- Location of Sherman, Maine
- Coordinates: 45°53′20″N 68°22′32″W﻿ / ﻿45.88889°N 68.37556°W
- Country: United States
- State: Maine
- County: Aroostook
- Villages: Sherman Sherman Mills Woodbridge Corner

Area
- • Total: 40.53 sq mi (104.97 km^{2})
- • Land: 40.04 sq mi (103.70 km^{2})
- • Water: 0.49 sq mi (1.27 km^{2})
- Elevation: 630 ft (190 m)

Population (2020)
- • Total: 815
- • Density: 20/sq mi (7.9/km^{2})
- Time zone: UTC-5 (Eastern (EST))
- • Summer (DST): UTC-4 (EDT)
- ZIP Code: 04776
- Area code: 207
- FIPS code: 23-67790
- GNIS feature ID: 582723

= Sherman, Maine =

Town in Maine, United States

Sherman is a town in Aroostook County, Maine, United States. The population was 815 at the 2020 census.

==Geography==
According to the United States Census Bureau, the town has a total area of 40.53 sqmi, of which 40.04 sqmi is land and 0.49 sqmi is water.

==Demographics==

Historical population
| Census | Pop. | Note | %± |
| 1850 | 194 |  | — |
| 1870 | 701 |  | — |
| 1880 | 798 |  | 13.8% |
| 1890 | 909 |  | 13.9% |
| 1900 | 980 |  | 7.8% |
| 1910 | 1,053 |  | 7.4% |
| 1920 | 1,134 |  | 7.7% |
| 1930 | 1,027 |  | −9.4% |
| 1940 | 1,058 |  | 3.0% |
| 1950 | 1,029 |  | −2.7% |
| 1960 | 1,034 |  | 0.5% |
| 1970 | 949 |  | −8.2% |
| 1980 | 1,021 |  | 7.6% |
| 1990 | 1,027 |  | 0.6% |
| 2000 | 937 |  | −8.8% |
| 2010 | 848 |  | −9.5% |
| 2020 | 815 |  | −3.9% |
U.S. Decennial Census

===2010 census===
As of the census of 2010, there were 848 people, 363 households, and 247 families living in the town. The population density was 21.2 PD/sqmi. There were 452 housing units at an average density of 11.3 /sqmi. The racial makeup of the town was 97.9% White, 1.2% Native American, and 0.9% from two or more races.

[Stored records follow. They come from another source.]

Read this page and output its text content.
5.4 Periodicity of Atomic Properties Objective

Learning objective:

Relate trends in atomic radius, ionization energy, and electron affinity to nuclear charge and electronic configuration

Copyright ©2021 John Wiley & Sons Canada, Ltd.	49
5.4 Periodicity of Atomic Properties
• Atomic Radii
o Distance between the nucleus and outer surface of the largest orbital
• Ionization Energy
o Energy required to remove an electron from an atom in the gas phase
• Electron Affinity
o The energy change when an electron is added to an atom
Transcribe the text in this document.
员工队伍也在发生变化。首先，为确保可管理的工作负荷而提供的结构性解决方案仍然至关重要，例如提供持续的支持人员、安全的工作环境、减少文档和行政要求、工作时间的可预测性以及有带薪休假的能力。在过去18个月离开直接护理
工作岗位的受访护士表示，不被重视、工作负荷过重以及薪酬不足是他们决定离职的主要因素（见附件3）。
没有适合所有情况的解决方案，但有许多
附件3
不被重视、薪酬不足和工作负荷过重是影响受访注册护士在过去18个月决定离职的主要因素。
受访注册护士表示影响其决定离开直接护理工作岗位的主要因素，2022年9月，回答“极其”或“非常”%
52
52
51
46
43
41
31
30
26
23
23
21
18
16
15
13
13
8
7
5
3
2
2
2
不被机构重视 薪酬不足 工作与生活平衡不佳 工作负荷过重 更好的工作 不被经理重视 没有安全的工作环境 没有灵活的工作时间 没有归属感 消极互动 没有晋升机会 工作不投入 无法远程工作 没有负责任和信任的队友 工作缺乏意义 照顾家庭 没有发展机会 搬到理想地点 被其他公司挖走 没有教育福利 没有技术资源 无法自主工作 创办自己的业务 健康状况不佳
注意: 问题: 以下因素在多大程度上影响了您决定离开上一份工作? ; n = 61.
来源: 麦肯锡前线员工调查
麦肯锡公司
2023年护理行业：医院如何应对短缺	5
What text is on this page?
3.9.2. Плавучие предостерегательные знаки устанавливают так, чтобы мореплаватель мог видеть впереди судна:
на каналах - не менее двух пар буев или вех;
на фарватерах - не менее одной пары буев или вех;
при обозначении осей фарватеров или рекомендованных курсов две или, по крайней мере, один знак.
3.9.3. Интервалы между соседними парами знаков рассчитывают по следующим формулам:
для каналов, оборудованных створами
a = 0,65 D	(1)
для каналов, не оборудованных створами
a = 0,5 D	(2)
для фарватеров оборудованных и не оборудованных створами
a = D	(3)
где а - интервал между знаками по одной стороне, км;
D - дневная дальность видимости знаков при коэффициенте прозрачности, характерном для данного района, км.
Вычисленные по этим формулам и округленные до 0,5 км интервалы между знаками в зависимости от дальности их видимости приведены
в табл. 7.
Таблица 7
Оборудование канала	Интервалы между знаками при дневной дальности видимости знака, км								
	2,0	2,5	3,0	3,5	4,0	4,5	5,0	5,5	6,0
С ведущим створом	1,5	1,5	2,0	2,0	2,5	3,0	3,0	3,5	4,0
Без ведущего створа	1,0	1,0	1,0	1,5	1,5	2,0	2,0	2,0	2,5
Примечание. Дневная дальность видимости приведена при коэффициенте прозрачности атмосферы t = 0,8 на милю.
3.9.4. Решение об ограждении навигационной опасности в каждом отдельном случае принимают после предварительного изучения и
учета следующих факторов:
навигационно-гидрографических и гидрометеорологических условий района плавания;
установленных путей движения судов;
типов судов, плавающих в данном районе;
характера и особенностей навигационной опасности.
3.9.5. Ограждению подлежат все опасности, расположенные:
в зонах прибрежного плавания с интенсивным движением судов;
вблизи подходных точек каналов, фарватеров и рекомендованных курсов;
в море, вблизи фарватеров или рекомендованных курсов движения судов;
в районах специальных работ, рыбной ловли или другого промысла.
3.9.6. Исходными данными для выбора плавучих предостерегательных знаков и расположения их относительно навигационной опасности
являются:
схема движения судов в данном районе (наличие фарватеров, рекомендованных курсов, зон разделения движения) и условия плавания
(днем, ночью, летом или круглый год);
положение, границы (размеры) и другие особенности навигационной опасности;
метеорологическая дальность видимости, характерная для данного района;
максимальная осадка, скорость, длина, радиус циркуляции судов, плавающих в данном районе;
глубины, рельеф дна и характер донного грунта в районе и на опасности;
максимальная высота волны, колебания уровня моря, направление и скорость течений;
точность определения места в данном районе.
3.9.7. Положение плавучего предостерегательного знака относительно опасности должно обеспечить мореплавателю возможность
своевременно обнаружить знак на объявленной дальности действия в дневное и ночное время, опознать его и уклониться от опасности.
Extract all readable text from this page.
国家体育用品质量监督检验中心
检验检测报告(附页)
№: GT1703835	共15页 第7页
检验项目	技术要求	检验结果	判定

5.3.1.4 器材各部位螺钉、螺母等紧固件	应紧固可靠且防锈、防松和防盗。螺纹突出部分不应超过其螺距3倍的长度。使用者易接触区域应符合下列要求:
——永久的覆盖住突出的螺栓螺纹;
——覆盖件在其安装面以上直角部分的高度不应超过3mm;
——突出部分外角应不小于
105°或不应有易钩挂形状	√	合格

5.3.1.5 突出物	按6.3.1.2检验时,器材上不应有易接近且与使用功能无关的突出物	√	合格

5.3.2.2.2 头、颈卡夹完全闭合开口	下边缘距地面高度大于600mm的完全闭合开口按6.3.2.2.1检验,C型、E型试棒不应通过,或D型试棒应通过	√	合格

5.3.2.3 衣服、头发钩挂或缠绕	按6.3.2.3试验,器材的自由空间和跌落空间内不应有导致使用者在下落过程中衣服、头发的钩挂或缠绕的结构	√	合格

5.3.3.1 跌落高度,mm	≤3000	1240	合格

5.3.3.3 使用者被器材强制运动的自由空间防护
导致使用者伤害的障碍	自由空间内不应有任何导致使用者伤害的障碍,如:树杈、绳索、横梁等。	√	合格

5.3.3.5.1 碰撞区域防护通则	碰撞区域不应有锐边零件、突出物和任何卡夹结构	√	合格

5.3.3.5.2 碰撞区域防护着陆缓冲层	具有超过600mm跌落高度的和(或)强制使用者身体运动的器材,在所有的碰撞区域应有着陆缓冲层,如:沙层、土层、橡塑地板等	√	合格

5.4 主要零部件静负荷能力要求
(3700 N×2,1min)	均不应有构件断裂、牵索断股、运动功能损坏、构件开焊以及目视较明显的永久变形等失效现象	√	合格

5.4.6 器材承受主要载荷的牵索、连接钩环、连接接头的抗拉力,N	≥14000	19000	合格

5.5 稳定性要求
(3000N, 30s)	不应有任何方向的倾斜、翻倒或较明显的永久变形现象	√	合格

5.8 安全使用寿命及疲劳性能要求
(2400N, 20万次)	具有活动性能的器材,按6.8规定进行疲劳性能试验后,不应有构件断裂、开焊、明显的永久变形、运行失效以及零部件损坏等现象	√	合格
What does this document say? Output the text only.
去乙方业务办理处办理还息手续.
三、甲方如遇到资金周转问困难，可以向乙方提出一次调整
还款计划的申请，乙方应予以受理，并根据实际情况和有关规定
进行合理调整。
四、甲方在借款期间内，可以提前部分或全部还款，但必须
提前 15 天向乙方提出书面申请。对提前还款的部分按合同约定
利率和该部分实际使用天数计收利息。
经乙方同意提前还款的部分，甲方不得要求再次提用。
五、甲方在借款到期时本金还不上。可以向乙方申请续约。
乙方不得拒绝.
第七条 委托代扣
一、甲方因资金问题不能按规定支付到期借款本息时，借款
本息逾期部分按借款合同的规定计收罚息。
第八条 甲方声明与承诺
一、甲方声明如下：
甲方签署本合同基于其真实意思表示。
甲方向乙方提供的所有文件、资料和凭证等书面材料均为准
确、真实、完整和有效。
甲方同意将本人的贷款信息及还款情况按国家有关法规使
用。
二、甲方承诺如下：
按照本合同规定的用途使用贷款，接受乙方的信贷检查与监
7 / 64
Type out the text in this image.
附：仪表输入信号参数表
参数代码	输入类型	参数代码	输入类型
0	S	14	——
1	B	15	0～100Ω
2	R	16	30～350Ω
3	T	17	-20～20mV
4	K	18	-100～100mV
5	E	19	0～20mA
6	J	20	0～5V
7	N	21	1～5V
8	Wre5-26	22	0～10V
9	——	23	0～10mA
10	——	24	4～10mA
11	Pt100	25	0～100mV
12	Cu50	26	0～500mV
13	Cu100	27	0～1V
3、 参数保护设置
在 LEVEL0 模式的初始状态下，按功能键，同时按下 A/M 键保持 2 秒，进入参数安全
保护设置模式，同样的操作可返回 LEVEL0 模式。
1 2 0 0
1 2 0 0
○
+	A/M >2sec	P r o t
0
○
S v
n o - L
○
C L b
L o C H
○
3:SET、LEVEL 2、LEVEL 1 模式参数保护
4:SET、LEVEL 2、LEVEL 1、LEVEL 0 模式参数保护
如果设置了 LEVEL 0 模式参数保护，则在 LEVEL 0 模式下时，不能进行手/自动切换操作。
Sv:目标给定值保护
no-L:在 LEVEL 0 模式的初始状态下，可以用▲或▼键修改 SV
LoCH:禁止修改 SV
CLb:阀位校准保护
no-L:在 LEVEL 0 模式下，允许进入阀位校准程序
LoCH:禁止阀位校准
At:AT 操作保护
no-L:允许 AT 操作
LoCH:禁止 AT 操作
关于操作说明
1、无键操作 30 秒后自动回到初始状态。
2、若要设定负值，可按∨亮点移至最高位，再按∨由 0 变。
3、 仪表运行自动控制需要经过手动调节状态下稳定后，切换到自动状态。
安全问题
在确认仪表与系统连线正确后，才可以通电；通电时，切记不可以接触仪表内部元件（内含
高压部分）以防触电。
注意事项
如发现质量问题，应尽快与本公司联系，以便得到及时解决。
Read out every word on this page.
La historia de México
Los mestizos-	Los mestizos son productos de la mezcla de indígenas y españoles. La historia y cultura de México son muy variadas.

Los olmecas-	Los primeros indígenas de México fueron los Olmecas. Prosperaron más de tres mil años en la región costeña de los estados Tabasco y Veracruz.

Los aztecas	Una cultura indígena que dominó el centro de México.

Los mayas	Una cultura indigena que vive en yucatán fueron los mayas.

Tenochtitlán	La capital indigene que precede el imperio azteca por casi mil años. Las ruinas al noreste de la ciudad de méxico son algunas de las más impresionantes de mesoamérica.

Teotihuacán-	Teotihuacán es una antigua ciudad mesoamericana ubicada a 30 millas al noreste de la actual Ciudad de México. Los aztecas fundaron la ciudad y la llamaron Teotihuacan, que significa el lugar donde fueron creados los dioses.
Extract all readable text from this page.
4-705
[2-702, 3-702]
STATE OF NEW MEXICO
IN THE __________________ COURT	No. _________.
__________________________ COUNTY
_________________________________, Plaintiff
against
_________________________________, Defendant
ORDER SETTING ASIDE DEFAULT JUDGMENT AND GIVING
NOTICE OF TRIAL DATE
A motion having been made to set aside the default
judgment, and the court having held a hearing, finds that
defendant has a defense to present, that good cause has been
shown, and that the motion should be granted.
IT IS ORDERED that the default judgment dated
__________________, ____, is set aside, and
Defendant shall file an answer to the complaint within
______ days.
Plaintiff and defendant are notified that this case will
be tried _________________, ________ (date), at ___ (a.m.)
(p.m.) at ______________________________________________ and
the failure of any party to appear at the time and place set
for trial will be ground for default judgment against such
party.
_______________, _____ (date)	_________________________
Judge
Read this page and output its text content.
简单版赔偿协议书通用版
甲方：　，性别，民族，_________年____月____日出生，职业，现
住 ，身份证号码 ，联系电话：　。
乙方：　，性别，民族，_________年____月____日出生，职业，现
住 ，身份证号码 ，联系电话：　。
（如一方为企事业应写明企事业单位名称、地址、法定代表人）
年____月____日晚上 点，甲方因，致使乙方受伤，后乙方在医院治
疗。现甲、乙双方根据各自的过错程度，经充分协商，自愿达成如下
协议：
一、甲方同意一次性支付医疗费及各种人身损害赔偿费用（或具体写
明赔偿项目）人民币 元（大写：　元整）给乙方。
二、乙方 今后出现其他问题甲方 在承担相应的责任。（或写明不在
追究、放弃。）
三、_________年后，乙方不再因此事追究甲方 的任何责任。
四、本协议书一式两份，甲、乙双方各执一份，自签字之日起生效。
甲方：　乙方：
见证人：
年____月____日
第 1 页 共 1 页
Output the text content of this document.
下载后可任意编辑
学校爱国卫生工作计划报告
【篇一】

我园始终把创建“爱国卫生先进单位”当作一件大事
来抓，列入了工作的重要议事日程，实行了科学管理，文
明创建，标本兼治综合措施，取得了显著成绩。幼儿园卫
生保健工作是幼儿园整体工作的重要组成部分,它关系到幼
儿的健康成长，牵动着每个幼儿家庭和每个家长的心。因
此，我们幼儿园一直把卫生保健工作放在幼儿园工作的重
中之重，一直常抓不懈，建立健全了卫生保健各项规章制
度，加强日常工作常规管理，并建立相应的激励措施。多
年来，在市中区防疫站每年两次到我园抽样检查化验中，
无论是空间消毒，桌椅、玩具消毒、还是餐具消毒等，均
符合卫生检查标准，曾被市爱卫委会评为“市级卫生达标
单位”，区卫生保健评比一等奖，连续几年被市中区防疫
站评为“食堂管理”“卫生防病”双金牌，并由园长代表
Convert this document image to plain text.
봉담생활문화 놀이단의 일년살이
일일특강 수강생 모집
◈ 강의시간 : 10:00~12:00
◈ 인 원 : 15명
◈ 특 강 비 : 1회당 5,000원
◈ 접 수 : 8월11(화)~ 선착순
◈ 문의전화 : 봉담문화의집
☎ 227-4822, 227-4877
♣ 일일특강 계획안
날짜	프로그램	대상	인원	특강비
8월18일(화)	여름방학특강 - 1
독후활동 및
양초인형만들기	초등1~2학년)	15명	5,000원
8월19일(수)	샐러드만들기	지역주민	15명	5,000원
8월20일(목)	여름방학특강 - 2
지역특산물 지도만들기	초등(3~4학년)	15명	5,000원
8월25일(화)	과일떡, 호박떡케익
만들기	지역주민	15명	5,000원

There were 363 households, of which 22.9% had children under the age of 18 living with them, 55.1% were married couples living together, 8.5% had a female householder with no husband present, 4.4% had a male householder with no wife present, and 32.0% were non-families. 26.2% of all households were made up of individuals, and 11.8% had someone living alone who was 65 years of age or older. The average household size was 2.34 and the average family size was 2.77.

The median age in the town was 48.8 years. 19% of residents were under the age of 18; 5% were between the ages of 18 and 24; 21.4% were from 25 to 44; 35.4% were from 45 to 64; and 19.2% were 65 years of age or older. The gender makeup of the town was 50.0% male and 50.0% female.

===2000 census===
As of the census of 2000, there were 458 people, 374 households, and 289 families living in the town. The population density was 23.2 people per square mile (9.0/km^{2}). There were 449 housing units at an average density of 11.1 per square mile (4.3/km^{2}). The racial makeup of the town was 97.87% White, 0.32% African American, 0.75% Native American, 0.21% from other races, and 0.85% from two or more races. Hispanic or Latino of any race were 0.21% of the population.

There were 374 households, out of which 31.3% had children under the age of 18 living with them, 68.7% were married couples living together, 5.9% had a female householder with no husband present, and 22.5% were non-families. 20.3% of all households were made up of individuals, and 11.2% had someone living alone who was 65 years of age or older. The average household size was 2.51 and the average family size was 2.84.

In the town, the age distribution of the population was: 23.4% under the age of 18, 5.2% from 18 to 24, 25.3% from 25 to 44, 28.9% from 45 to 64, and 17.2% who were 65 years of age or older. The median age was 42 years. For every 100 females, there were 100.6 males. For every 100 females age 18 and over, there were 94.1 males.

The median income for a household in the town was $27,574, and the median income for a family was $32,500. Males had a median income of $34,821 versus $20,694 for females. The per capita income for the town was $14,524. About 11.2% of families and 13.5% of the population were below the poverty line, including 16.3% of those under age 18 and 14.2% of those age 65 or over.